IT'S HAPPENING. 😱https://t.co/vl7mjuh2EK
— Oliver Campbell (@oliverbcampbell) July 24, 2017
Well, assuming it actually gets finished and released, I fully expect this to go down like Hapless Pilot #12 vs. Roy Fokker.
The time for a Robotech feature-film was, oh, 1989. Not 2017, 2018, or whatever. Harmony Gold tried thrice to keep this ball rolling: Robotech: The Movie (where the Megazone 23 stuff got added), Robotech II: The Sentinels (it could've been good), and Robotech: The Shadow Chronicles (failed pilot). The problem is always the same: the original fanbase found the original series and transfered fandom loyalties to them, so they didn't care about the new stuff.
The music of the original series is superior. The stories of the original series are superior. The sequels for the one original series that actually took off, globally, are far superior. The only reason that the current tabletop RPG has any fans is due to the ease of using the product line as a defacto TRPG for those original series; the new stuff gets used only as fodder for those really into Genesis Climber MOSPEADA. (Or as fodder for RIFTS.)
In short, there's no "there" there anymore. No one who's come into anime since the boom of the 1990s will give a shit about this live-action adaptation. No one overseas will care either, so there's no market for it. This isn't a film project; this is a tax write-off that allows some folks to collect a check and discharge a contract. We just get a film as collateral damage.

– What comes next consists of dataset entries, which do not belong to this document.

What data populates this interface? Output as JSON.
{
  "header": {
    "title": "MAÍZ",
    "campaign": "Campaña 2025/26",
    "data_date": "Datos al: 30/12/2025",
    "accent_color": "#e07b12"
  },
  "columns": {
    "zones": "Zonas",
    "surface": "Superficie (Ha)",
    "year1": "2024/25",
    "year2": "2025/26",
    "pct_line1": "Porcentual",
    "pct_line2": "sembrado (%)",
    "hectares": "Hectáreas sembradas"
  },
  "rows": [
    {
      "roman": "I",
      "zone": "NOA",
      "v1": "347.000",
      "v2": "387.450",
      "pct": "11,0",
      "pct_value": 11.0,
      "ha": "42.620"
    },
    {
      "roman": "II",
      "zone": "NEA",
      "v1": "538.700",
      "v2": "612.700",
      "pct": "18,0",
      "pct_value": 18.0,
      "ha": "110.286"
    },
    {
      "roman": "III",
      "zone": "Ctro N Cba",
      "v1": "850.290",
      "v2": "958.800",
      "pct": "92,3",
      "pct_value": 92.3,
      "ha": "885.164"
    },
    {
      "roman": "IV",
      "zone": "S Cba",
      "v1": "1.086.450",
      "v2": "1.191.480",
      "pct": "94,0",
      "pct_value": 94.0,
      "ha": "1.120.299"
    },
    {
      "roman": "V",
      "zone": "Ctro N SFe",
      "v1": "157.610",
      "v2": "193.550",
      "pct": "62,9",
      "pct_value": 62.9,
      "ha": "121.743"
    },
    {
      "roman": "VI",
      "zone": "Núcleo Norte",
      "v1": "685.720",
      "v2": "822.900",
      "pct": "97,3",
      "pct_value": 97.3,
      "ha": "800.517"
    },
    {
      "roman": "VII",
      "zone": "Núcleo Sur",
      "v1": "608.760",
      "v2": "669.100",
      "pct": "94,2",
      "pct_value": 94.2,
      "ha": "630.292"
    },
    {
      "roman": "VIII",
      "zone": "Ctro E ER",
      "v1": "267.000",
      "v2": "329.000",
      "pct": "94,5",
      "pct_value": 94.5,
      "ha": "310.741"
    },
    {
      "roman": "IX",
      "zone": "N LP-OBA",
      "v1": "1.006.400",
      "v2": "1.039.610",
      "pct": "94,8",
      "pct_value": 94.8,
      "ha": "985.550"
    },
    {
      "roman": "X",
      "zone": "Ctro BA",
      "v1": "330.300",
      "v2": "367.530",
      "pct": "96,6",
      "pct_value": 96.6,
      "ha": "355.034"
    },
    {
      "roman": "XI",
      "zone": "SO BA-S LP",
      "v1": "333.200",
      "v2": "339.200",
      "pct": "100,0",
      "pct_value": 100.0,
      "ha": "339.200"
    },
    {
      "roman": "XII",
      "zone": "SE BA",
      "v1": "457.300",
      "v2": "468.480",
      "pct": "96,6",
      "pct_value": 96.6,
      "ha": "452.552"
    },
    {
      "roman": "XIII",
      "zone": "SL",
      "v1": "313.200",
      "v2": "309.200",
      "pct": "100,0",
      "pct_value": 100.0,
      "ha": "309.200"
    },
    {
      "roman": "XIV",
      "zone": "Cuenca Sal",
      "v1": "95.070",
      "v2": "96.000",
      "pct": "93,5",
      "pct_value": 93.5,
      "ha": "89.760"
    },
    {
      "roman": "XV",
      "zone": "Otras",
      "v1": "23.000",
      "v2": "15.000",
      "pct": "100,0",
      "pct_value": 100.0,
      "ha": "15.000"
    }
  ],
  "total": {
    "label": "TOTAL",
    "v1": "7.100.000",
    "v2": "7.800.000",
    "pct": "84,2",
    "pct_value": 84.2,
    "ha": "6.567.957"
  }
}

The other reason this film project exists is similar to what Sony did with Spider-Man: make a film every so often to retain the rights. Harmony Gold benefits because they're single-handedly retarded the growth of Macross fandom in North American due to the contract they took out in the 80s as part of making Robotech. There's a termination clause in that contract,and both Bandai and Sunrise want to find a way out from under by using it so they can complete their conquest of the world by finally selling ALL the merch for Macross (including related stuff like Super Robot Wars games).
Harmony Gold needs to let it go. There will never again be a Robotech fandom worth a damn, and when this film either dies in production or flops on release that will be the moment to lay on all the pressure to stop being cocks and make way for the real star: the Macross franchise. (Yes, reasonable re-releases of Southern Cross and MOSPEADA will also be nice, restored and on Blu-Ray.) Then Harmony Gold can finally die off and go back to the '80s, where it should've stayed, and be put back in its place in history: as the catalyst for America's embrace of anime a decade later.